I didn’t really have the wherewithal or the self-advocacy skills to argue with that- and for heaven’s sake, don’t send me back home!!! We agreed to all the things, we trucked right along, I slept for 30 minutes before I thought my epidural stopped working. It was just my baby’s giant head causing quite a bit of pressure that the epidural doesn’t block, and all I could think of was, “wait, I didn’t really get my nap!”.
I pushed for an hour, uncomplicated as ever. She was born and my husband and I both lost it to tears and kisses and cuddles. I went home to a monster of breastfeeding difficulties but we made it and I love being Roslyn Jo’s mommy.

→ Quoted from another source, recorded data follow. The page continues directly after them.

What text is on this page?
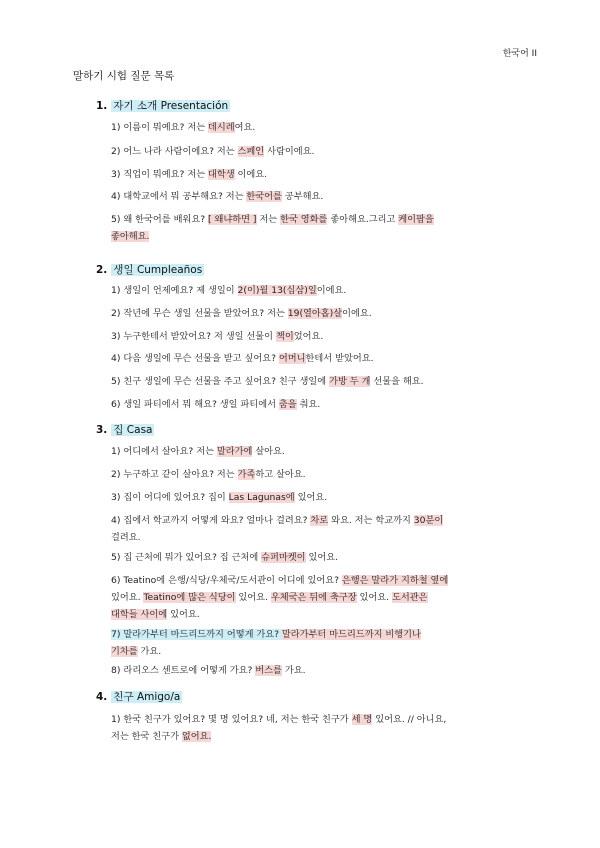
한국어 II
말하기 시험 질문 목록
1. 자기 소개 Presentación
1) 이름이 뭐예요? 저는 데시레여요.
2) 어느 나라 사람이에요? 저는 스페인 사람이에요.
3) 직업이 뭐예요? 저는 대학생 이에요.
4) 대학교에서 뭐 공부해요? 저는 한국어를 공부해요.
5) 왜 한국어를 배워요? [ 왜냐하면 ] 저는 한국 영화를 좋아해요.그리고 케이팝을
좋아해요.
2. 생일 Cumpleaños
1) 생일이 언제예요? 제 생일이 2(이)월 13(십삼)일이에요.
2) 작년에 무슨 생일 선물을 받았어요? 저는 19(열아홉)살이에요.
3) 누구한테서 받았어요? 저 생일 선물이 책이었어요.
4) 다음 생일에 무슨 선물을 받고 싶어요? 어머니한테서 받았어요.
5) 친구 생일에 무슨 선물을 주고 싶어요? 친구 생일에 가방 두 개 선물을 해요.
6) 생일 파티에서 뭐 해요? 생일 파티에서 춤을 춰요.
3. 집 Casa
1) 어디에서 살아요? 저는 말라가에 살아요.
2) 누구하고 같이 살아요? 저는 가족하고 살아요.
3) 집이 어디에 있어요? 집이 Las Lagunas에 있어요.
4) 집에서 학교까지 어떻게 와요? 얼마나 걸려요? 차로 와요. 저는 학교까지 30분이
걸려요.
5) 집 근처에 뭐가 있어요? 집 근처에 슈퍼마켓이 있어요.
6) Teatino에 은행/식당/우체국/도서관이 어디에 있어요? 은행은 말라가 지하철 옆에
있어요. Teatino에 많은 식당이 있어요. 우체국은 뒤에 축구장 있어요. 도서관은
대학들 사이에 있어요.
7) 말라가부터 마드리드까지 어떻게 가요? 말라가부터 마드리드까지 비행기나
기차를 가요.
8) 라리오스 센트로에 어떻게 가요? 버스를 가요.
4. 친구 Amigo/a
1) 한국 친구가 있어요? 몇 명 있어요? 네, 저는 한국 친구가 세 명 있어요. // 아니요,
저는 한국 친구가 없어요.
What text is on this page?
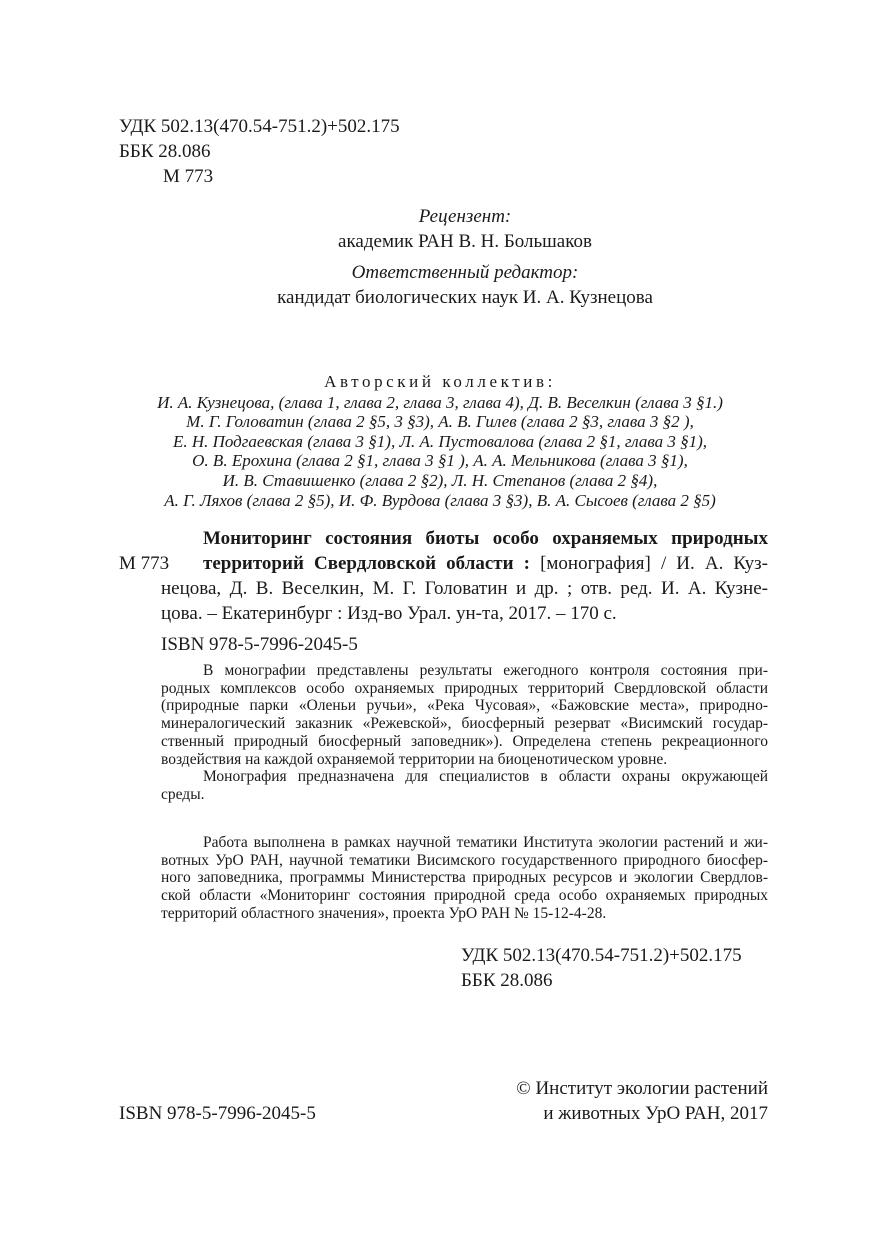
УДК 502.13(470.54-751.2)+502.175
ББК 28.086
М 773
Рецензент:
академик РАН В. Н. Большаков
Ответственный редактор:
кандидат биологических наук И. А. Кузнецова
Авторский коллектив:
И. А. Кузнецова, (глава 1, глава 2, глава 3, глава 4), Д. В. Веселкин (глава 3 §1.)
М. Г. Головатин (глава 2 §5, 3 §3), А. В. Гилев (глава 2 §3, глава 3 §2 ),
Е. Н. Подгаевская (глава 3 §1), Л. А. Пустовалова (глава 2 §1, глава 3 §1),
О. В. Ерохина (глава 2 §1, глава 3 §1 ), А. А. Мельникова (глава 3 §1),
И. В. Ставишенко (глава 2 §2), Л. Н. Степанов (глава 2 §4),
А. Г. Ляхов (глава 2 §5), И. Ф. Вурдова (глава 3 §3), В. А. Сысоев (глава 2 §5)
М 773
Мониторинг состояния биоты особо охраняемых природных
территорий Свердловской области : [монография] / И. А. Куз-
нецова, Д. В. Веселкин, М. Г. Головатин и др. ; отв. ред. И. А. Кузне-
цова. – Екатеринбург : Изд-во Урал. ун-та, 2017. – 170 с.
ISBN 978-5-7996-2045-5
В монографии представлены результаты ежегодного контроля состояния при-
родных комплексов особо охраняемых природных территорий Свердловской области
(природные парки «Оленьи ручьи», «Река Чусовая», «Бажовские места», природно-
минералогический заказник «Режевской», биосферный резерват «Висимский государ-
ственный природный биосферный заповедник»). Определена степень рекреационного
воздействия на каждой охраняемой территории на биоценотическом уровне.
Монография предназначена для специалистов в области охраны окружающей
среды.
Работа выполнена в рамках научной тематики Института экологии растений и жи-
вотных УрО РАН, научной тематики Висимского государственного природного биосфер-
ного заповедника, программы Министерства природных ресурсов и экологии Свердлов-
ской области «Мониторинг состояния природной среда особо охраняемых природных
территорий областного значения», проекта УрО РАН № 15-12-4-28.
УДК 502.13(470.54-751.2)+502.175
ББК 28.086
ISBN 978-5-7996-2045-5
© Институт экологии растений
и животных УрО РАН, 2017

Aubrey was my second pregnancy. We tried to get pregnant on purpose this time and the novelty of planning this was kinda thrilling. We conceived right away and I started talking my husband into having a homebirth. By now I was already a doula and had been to my first homebirth. I knew having this baby at home was the best way to have a more empowered experience but we were still figuring out how to make it work financially. I was seeing a great OB in the meantime, one that I had done lots of respectful doula births with already and I was feeling okay about it as a last resort. I was 10 minutes away from the hospital and I figured if I labor at home until the very end, I could show up just to have a baby and not get messed with.
At my 20 week anatomical ultrasound, it was found that my placenta was implanted right next to the edge my cervix. It’s called marginal placenta previa and usually presents with prenatal vaginal spotting, but I had none. 90% of these cases resolve on their own and I was assured when we checked it again in a couple months the placenta would have migrated up towards the top with the expanding growth of the uterus.
You can probably guess where this story is going. The placenta didn’t move. It was too close for a safe vaginal birth and I scheduled a planned cesarean at 37.5 weeks. This was devastating to say the least. I realize in hindsight I didn’t really process the whole thing at the time. I was simply set in survival mode, trying to make the best out of the situation. I speculate this suppression, or just lack of resources to process it well, caused me to grieve for years. I wish someone would have told me it was okay to hate that it happened. That it didn’t make me a pessimistic mom or a grumpy lady, or diminish my acceptance of a necessary and potentially life saving intervention. Birth can be good and awful sometimes. You can have both things in birth, in any setting.
The humbling in my heart that these births have done have pointed me to where my true hope and identity lie. We are not our births, even when they are great. We are fully loved and cherished by the Creator who makes all things new, and has a good plan and good gifts even when it’s not what we wanted for ourselves.
All lessons are hard. Mine wasn’t harder than the lessons someone has to learn by having a baby at home. We all have to go barreling through this transition and it’s not always pretty. So now I tell people, “I did not have my babies at home. I had one in a hospital before I understood what homebirth really was. I had my other baby in hospital because it was medically necessary, sometimes that happens. Home is where I would have a baby now and I am so glad it’s a real-life option for you.”
Beautiful. I appreciate the acknowledgment of best laid plans don’t always work out.